一般に脳内の情報伝達はシナプスを介した信号のやり取りだと考えられています。 しかし、1990年代にBach-y-Ritaという研究者がNDNという新説を発表し、シナプス伝達以外の可能性を示唆しました。
NDNとはnonsynaptic diffusion neurotransmissionの略で、直訳すると「非シナプス性拡散性神経伝達」となります。 これはVolume transmission(拡散性伝達)-ホルモンにみられる液性調節と細胞外液での三次元的な信号の伝達という特徴を有し、ニューロンに依らない非シナプス性すなわち拡散性の情報伝達様式-のひとつです。
もう少し簡単に言うと、 『ある細胞から放出された化学物質(ある種の神経ホルモン)が、別の細胞表面の受容器に取り込まれることで情報が伝わる』 という考え方です。 Bach-y-Rita氏によれば、もし脳内の情報交換がすべてシナプス伝達だとすると、現在のシナプス数ではとても間に合わず、脳の体積が現状の2倍必要であり、エネルギー消費も莫大なものになり、新たな熱拡散システムが必要だと言っています。
パソコンにたとえると、スーパーコンピュータに大規模な冷却装置が必要なのと同じで、脳にもそうした装置が必要になってしまうということでしょう。
パラニューロンの働きとNDNの理論を結びつけると、深部痛の発生メカニズムは以下のように説明することができます。
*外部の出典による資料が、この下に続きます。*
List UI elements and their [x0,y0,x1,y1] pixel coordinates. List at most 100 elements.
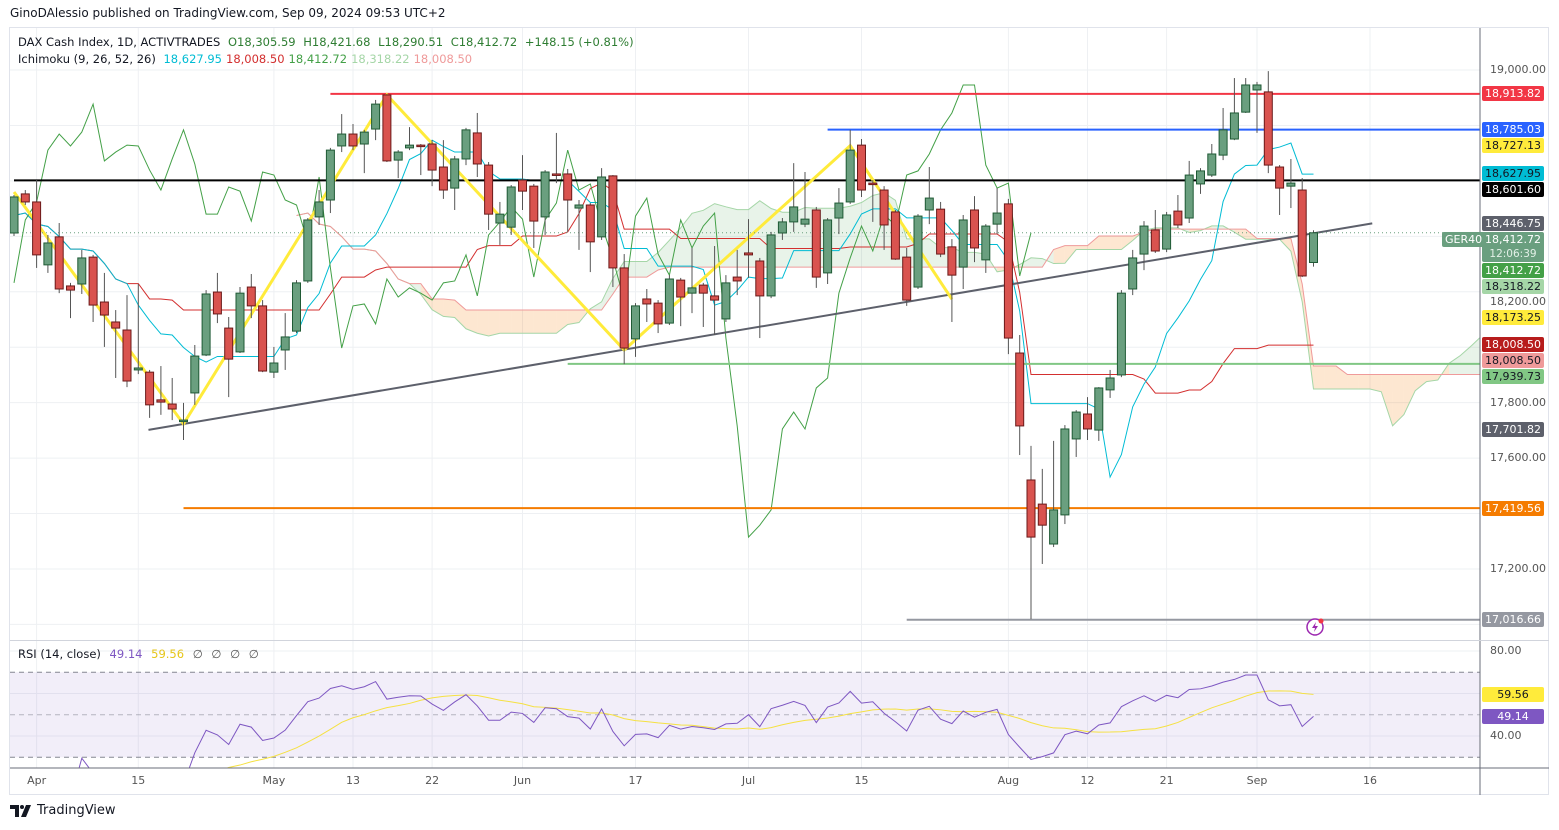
candle-up [597,176,607,238]
candle-down [54,236,64,290]
candle-down [1173,210,1183,226]
candle-down [484,164,494,215]
ichimoku-cloud-segment [1064,245,1077,264]
candle-down [642,298,652,305]
candle-up [393,151,403,161]
candle-up [10,196,19,234]
price-axis-label-value: 49.14 [1497,710,1529,724]
candle-down [382,94,392,162]
ichimoku-label[interactable]: Ichimoku (9, 26, 52, 26) [18,52,156,66]
x-tick-label: 21 [1159,774,1174,787]
publisher-line: GinoDAlessio published on TradingView.co… [10,6,446,20]
ichimoku-cloud-segment [1110,236,1122,250]
candle-down [145,371,155,406]
price-axis-label-value: 18,727.13 [1485,139,1541,153]
x-tick-label: Jul [741,774,756,787]
rsi-extra-3: ∅ [230,647,241,661]
ichimoku-cloud-segment [522,310,534,334]
price-tick-label: 18,200.00 [1490,294,1546,308]
rsi-label[interactable]: RSI (14, close) [18,647,101,661]
price-axis-label-value: 18,446.75 [1485,216,1541,230]
price-axis-label: 17,939.73 [1482,369,1544,385]
candle-up [789,206,799,223]
candle-down [258,305,268,372]
rsi-ma-value: 59.56 [151,647,185,661]
candle-down [755,260,765,297]
lightning-glyph [1312,622,1318,632]
ichimoku-base-line [13,182,1314,394]
change-value: +148.15 (+0.81%) [524,35,634,49]
ichimoku-cloud-segment [454,300,466,329]
ichimoku-cloud-segment [1053,245,1065,264]
price-axis-label: 18,412.72 12:06:39 [1482,231,1544,262]
price-axis-label-value: 17,419.56 [1485,501,1541,515]
candle-up [981,225,991,261]
price-axis-label: 18,318.22 [1482,278,1544,294]
price-axis-label: 18,173.25 [1482,309,1544,325]
candle-up [1309,232,1318,263]
ichimoku-value-4: 18,008.50 [413,52,473,66]
x-tick-label: 16 [1363,774,1377,787]
price-axis-label: 18,446.75 [1482,215,1544,231]
candle-up [1241,84,1251,113]
candle-up [1286,182,1296,187]
ichimoku-cloud-segment [850,202,862,268]
price-axis-label-value: 17,939.73 [1485,370,1541,384]
ichimoku-cloud-segment [1347,374,1359,390]
candle-down [1263,91,1273,166]
ichimoku-cloud-segment [1392,374,1404,426]
price-axis-label: 17,701.82 [1482,422,1544,438]
main-pane [10,71,1559,636]
x-tick-label: Sep [1246,774,1268,787]
candle-down [20,193,30,203]
candle-down [1015,352,1025,427]
ichimoku-cloud-segment [1121,236,1133,250]
low-value: L18,290.51 [378,35,444,49]
candle-up [1060,428,1070,516]
rsi-value: 49.14 [109,647,143,661]
tradingview-logo-icon [10,804,31,817]
x-tick-label: Aug [997,774,1020,787]
price-tick-label: 19,000.00 [1490,63,1546,76]
price-axis-label: 18,008.50 [1482,353,1544,369]
candle-up [540,171,550,218]
candle-up [461,129,471,160]
candle-up [913,215,923,288]
ichimoku-cloud-segment [432,298,444,317]
candle-up [1071,411,1081,440]
ichimoku-cloud-segment [1211,225,1224,230]
bar-countdown: 12:06:39 [1489,247,1537,260]
alert-flash-icon [1306,618,1324,636]
rsi-tick-label: 80.00 [1490,644,1522,657]
rsi-legend: RSI (14, close) 49.14 59.56 ∅ ∅ ∅ ∅ [18,647,264,661]
candle-down [890,211,900,260]
open-value: O18,305.59 [228,35,296,49]
candle-up [958,219,968,268]
ichimoku-cloud-segment [1551,246,1559,345]
ichimoku-cloud-segment [1381,374,1393,426]
ichimoku-cloud-segment [556,310,568,334]
price-axis-label: 17,016.66 [1482,612,1544,628]
tradingview-brand: TradingView [37,803,116,818]
candle-up [664,278,674,324]
x-tick-label: 17 [628,774,643,787]
candle-up [924,197,934,211]
tradingview-logo[interactable]: TradingView [10,803,116,818]
ichimoku-values: 18,627.95 18,008.50 18,412.72 18,318.22 18,0… [163,52,476,66]
ichimoku-value-1: 18,008.50 [226,52,285,66]
candle-down [868,182,878,186]
ichimoku-lead-b-line [296,212,1480,376]
candle-up [1196,170,1205,185]
ichimoku-cloud-segment [680,213,692,268]
rsi-axis-label: 59.56 [1482,686,1544,702]
ichimoku-cloud-segment [1370,374,1382,392]
candle-up [992,212,1002,225]
ichimoku-cloud-segment [838,206,851,268]
symbol-name[interactable]: DAX Cash Index, 1D, ACTIVTRADES [18,35,221,49]
candle-up [834,202,844,219]
ichimoku-cloud-segment [1290,238,1303,302]
candle-up [235,292,245,353]
ichimoku-cloud-segment [1460,345,1472,375]
ichimoku-cloud-segment [1449,355,1461,375]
『パラニューロン性の侵害受容器から放出された神経ホルモンが、血液あるいは脳脊髄液の流れに乗って痛み中枢にたどりつき、その中でより感受性が高まっている細胞の受容器に取り込まれることで生じる』
ちなみに脳脊髄液に関しては、松果体から分泌されたホルモンが第3脳室の髄液中を循環して脳下垂体に運ばれることが分かっており、神経伝達物質の輸送路になっている可能性が報告されています。
NDNの理論では細胞表面の受容体の数が増えることを up-regulation と言い、減ることを down-regulation と呼んでいます。 たとえば、痛みの感受性が高まっているCRPS(RSD)はup-regulation の状態にあり、 しびれという感覚はdown-regulation だと説明されます。